The means and mean absolute deviations of the individual times of members on two [tex]4 \times 400[/tex]-meter relay track teams are shown in the table below.

[tex]
\[
\begin{array}{|c|c|c|}
\hline
& \text{Team A} & \text{Team B} \\
\hline
\text{Mean} & 59.32 \, \text{s} & 59.1 \, \text{s} \\
\hline
\text{Mean Absolute Deviation} & 59.32 \, \text{s} & 59.1 \, \text{s} \\
\hline
\end{array}
\]
[/tex]

What is the ratio of the difference in the means of the two teams to the mean absolute deviation of Team B?

A. 0.09
B. 0.15
C. 0.25
D. 0.65

To solve this problem, we need to find the ratio of the difference in the means of two teams to the mean absolute deviation (MAD) of Team B.

Here's how we do it step-by-step:

1. Identify the Means of the Two Teams:
- The mean time for Team A: 59.32 seconds.
- The mean time for Team B: 59.1 seconds.

2. Calculate the Difference in Means:
- Subtract the mean of Team B from the mean of Team A:
[tex]\[
\text{Difference in means} = 59.32 - 59.1 = 0.22 \text{ seconds}
\][/tex]

3. Identify the Mean Absolute Deviation (MAD) of Team B:
- The MAD for Team B is given as 59.1 seconds.

4. Calculate the Ratio:
- Divide the difference in means by the MAD of Team B:
[tex]\[
\text{Ratio} = \frac{0.22}{59.1}
\][/tex]

5. Find the Result:
- After performing the division, the ratio is approximately 0.0037.

Given the choices provided, it appears that there might be a misunderstanding or misalignment due to rounding or interpretation errors.
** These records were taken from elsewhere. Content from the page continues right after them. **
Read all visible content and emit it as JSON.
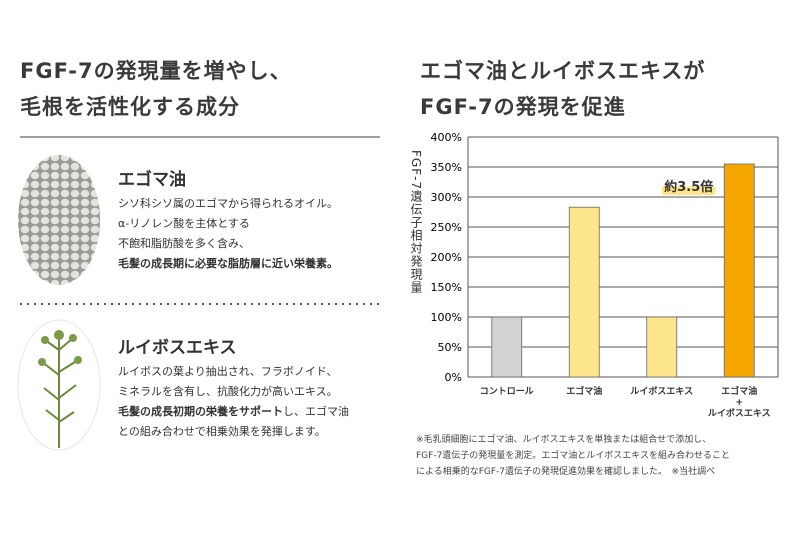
{
  "left": {
    "heading": [
      "FGF-7の発現量を増やし、",
      "毛根を活性化する成分"
    ],
    "items": [
      {
        "title": "エゴマ油",
        "lines": [
          [
            "シソ科シソ属のエゴマから得られるオイル。"
          ],
          [
            "α-リノレン酸を主体とする"
          ],
          [
            "不飽和脂肪酸を多く含み、"
          ],
          [
            "毛髪の成長期に必要な脂肪層に近い栄養素。"
          ]
        ]
      },
      {
        "title": "ルイボスエキス",
        "lines": [
          [
            "ルイボスの葉より抽出され、フラボノイド、"
          ],
          [
            "ミネラルを含有し、抗酸化力が高いエキス。"
          ],
          [
            "毛髪の成長初期の栄養をサポート",
            "し、エゴマ油"
          ],
          [
            "との組み合わせで相乗効果を発揮します。"
          ]
        ]
      }
    ]
  },
  "chart_data": {
    "type": "bar",
    "title": [
      "エゴマ油とルイボスエキスが",
      "FGF-7の発現を促進"
    ],
    "y_label": "FGF-7遺伝子相対発現量",
    "categories": [
      "コントロール",
      "エゴマ油",
      "ルイボスエキス",
      "エゴマ油\n+\nルイボスエキス"
    ],
    "values": [
      100,
      283,
      100,
      355
    ],
    "colors": [
      "#d2d2d2",
      "#fde58c",
      "#fde58c",
      "#f5a700"
    ],
    "ylim": [
      0,
      400
    ],
    "yticks": [
      {
        "value": 0,
        "label": "0%"
      },
      {
        "value": 50,
        "label": "50%"
      },
      {
        "value": 100,
        "label": "100%"
      },
      {
        "value": 150,
        "label": "150%"
      },
      {
        "value": 200,
        "label": "200%"
      },
      {
        "value": 250,
        "label": "250%"
      },
      {
        "value": 300,
        "label": "300%"
      },
      {
        "value": 350,
        "label": "350%"
      },
      {
        "value": 400,
        "label": "400%"
      }
    ],
    "grid": true,
    "annotation": "約3.5倍",
    "footnote": [
      "※毛乳頭細胞にエゴマ油、ルイボスエキスを単独または組合せで添加し、",
      "FGF-7遺伝子の発現量を測定。エゴマ油とルイボスエキスを組み合わせること",
      "による相乗的なFGF-7遺伝子の発現促進効果を確認しました。　※当社調べ"
    ]
  }
}
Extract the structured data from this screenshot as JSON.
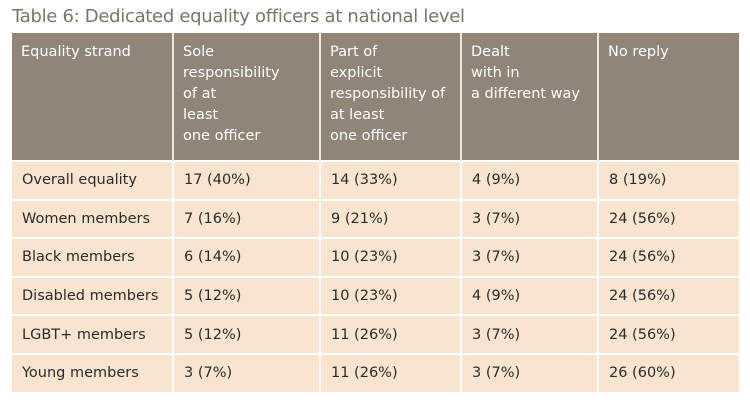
{
  "table": {
    "title": "Table 6: Dedicated equality officers at national level",
    "headers": [
      [
        "Equality strand"
      ],
      [
        "Sole",
        "responsibility",
        "of at",
        "least",
        "one officer"
      ],
      [
        "Part of",
        "explicit",
        "responsibility of",
        "at least",
        "one officer"
      ],
      [
        "Dealt",
        "with in",
        "a different way"
      ],
      [
        "No reply"
      ]
    ],
    "rows": [
      [
        "Overall equality",
        "17 (40%)",
        "14 (33%)",
        "4 (9%)",
        "8 (19%)"
      ],
      [
        "Women members",
        "7 (16%)",
        "9 (21%)",
        "3 (7%)",
        "24 (56%)"
      ],
      [
        "Black members",
        "6 (14%)",
        "10 (23%)",
        "3 (7%)",
        "24 (56%)"
      ],
      [
        "Disabled members",
        "5 (12%)",
        "10 (23%)",
        "4 (9%)",
        "24 (56%)"
      ],
      [
        "LGBT+ members",
        "5 (12%)",
        "11 (26%)",
        "3 (7%)",
        "24 (56%)"
      ],
      [
        "Young members",
        "3 (7%)",
        "11 (26%)",
        "3 (7%)",
        "26 (60%)"
      ]
    ]
  }
}
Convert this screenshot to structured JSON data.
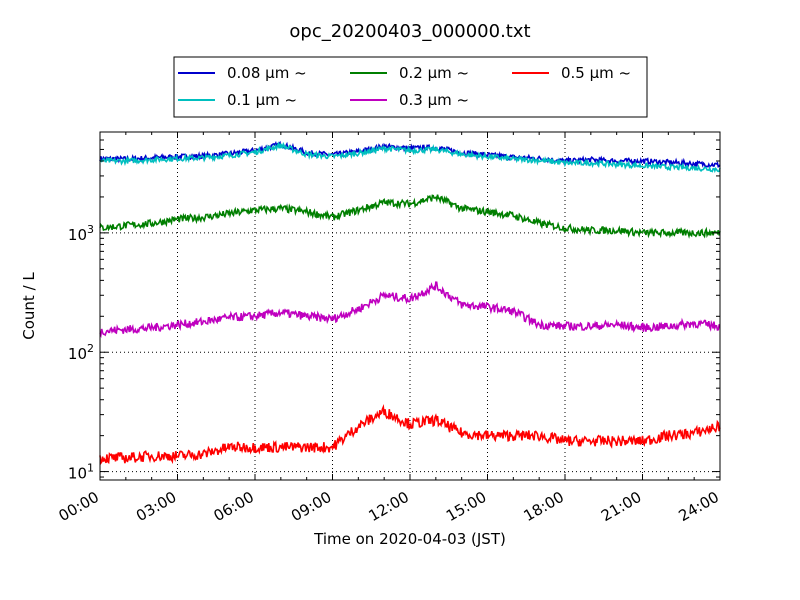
{
  "chart_data": {
    "type": "line",
    "title": "opc_20200403_000000.txt",
    "xlabel": "Time on 2020-04-03 (JST)",
    "ylabel": "Count / L",
    "xlim": [
      "00:00",
      "24:00"
    ],
    "ylim": [
      8.5,
      7000
    ],
    "yscale": "log",
    "grid": true,
    "legend_position": "top-center",
    "xticks": [
      "00:00",
      "03:00",
      "06:00",
      "09:00",
      "12:00",
      "15:00",
      "18:00",
      "21:00",
      "24:00"
    ],
    "yticks": [
      {
        "value": 10,
        "base": "10",
        "exp": "1"
      },
      {
        "value": 100,
        "base": "10",
        "exp": "2"
      },
      {
        "value": 1000,
        "base": "10",
        "exp": "3"
      }
    ],
    "x": [
      "00:00",
      "01:00",
      "02:00",
      "03:00",
      "04:00",
      "05:00",
      "06:00",
      "07:00",
      "08:00",
      "09:00",
      "10:00",
      "11:00",
      "12:00",
      "13:00",
      "14:00",
      "15:00",
      "16:00",
      "17:00",
      "18:00",
      "19:00",
      "20:00",
      "21:00",
      "22:00",
      "23:00",
      "24:00"
    ],
    "series": [
      {
        "name": "0.08 μm ~",
        "color": "#0000cc",
        "values": [
          4200,
          4150,
          4250,
          4350,
          4400,
          4600,
          4900,
          5500,
          4700,
          4500,
          4800,
          5300,
          5100,
          5200,
          4700,
          4500,
          4300,
          4200,
          4000,
          4100,
          4000,
          4000,
          3900,
          3800,
          3700
        ]
      },
      {
        "name": "0.1 μm ~",
        "color": "#00bfbf",
        "values": [
          4000,
          4000,
          4100,
          4200,
          4250,
          4450,
          4750,
          5400,
          4550,
          4350,
          4650,
          5100,
          4900,
          5000,
          4550,
          4350,
          4150,
          4050,
          3850,
          3850,
          3750,
          3650,
          3550,
          3500,
          3400
        ]
      },
      {
        "name": "0.2 μm ~",
        "color": "#007f00",
        "values": [
          1100,
          1150,
          1200,
          1300,
          1350,
          1450,
          1550,
          1600,
          1500,
          1350,
          1550,
          1800,
          1750,
          2000,
          1600,
          1500,
          1400,
          1200,
          1100,
          1050,
          1050,
          1000,
          1000,
          1000,
          1000
        ]
      },
      {
        "name": "0.3 μm ~",
        "color": "#bf00bf",
        "values": [
          150,
          155,
          160,
          170,
          180,
          195,
          200,
          215,
          200,
          190,
          230,
          300,
          280,
          360,
          250,
          240,
          220,
          170,
          165,
          165,
          170,
          160,
          165,
          175,
          165
        ]
      },
      {
        "name": "0.5 μm ~",
        "color": "#ff0000",
        "values": [
          13,
          13,
          13.5,
          13.5,
          14,
          16,
          16,
          16,
          16,
          16,
          24,
          32,
          25,
          27,
          21,
          20,
          20,
          20,
          18,
          18,
          18,
          18,
          20,
          21,
          24
        ]
      }
    ]
  }
}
The expected answers are a bit off from this calculation. It's common for multiple-choice questions to use rounding or to check for specific value interpretations. Unfortunately, without further context, none of the given options (0.09, 0.15, 0.25, 0.65) match the calculated ratio closely.

If there is additional context or if the question has a different interpretation of the provided values, please double-check the parameters or verify any assumptions.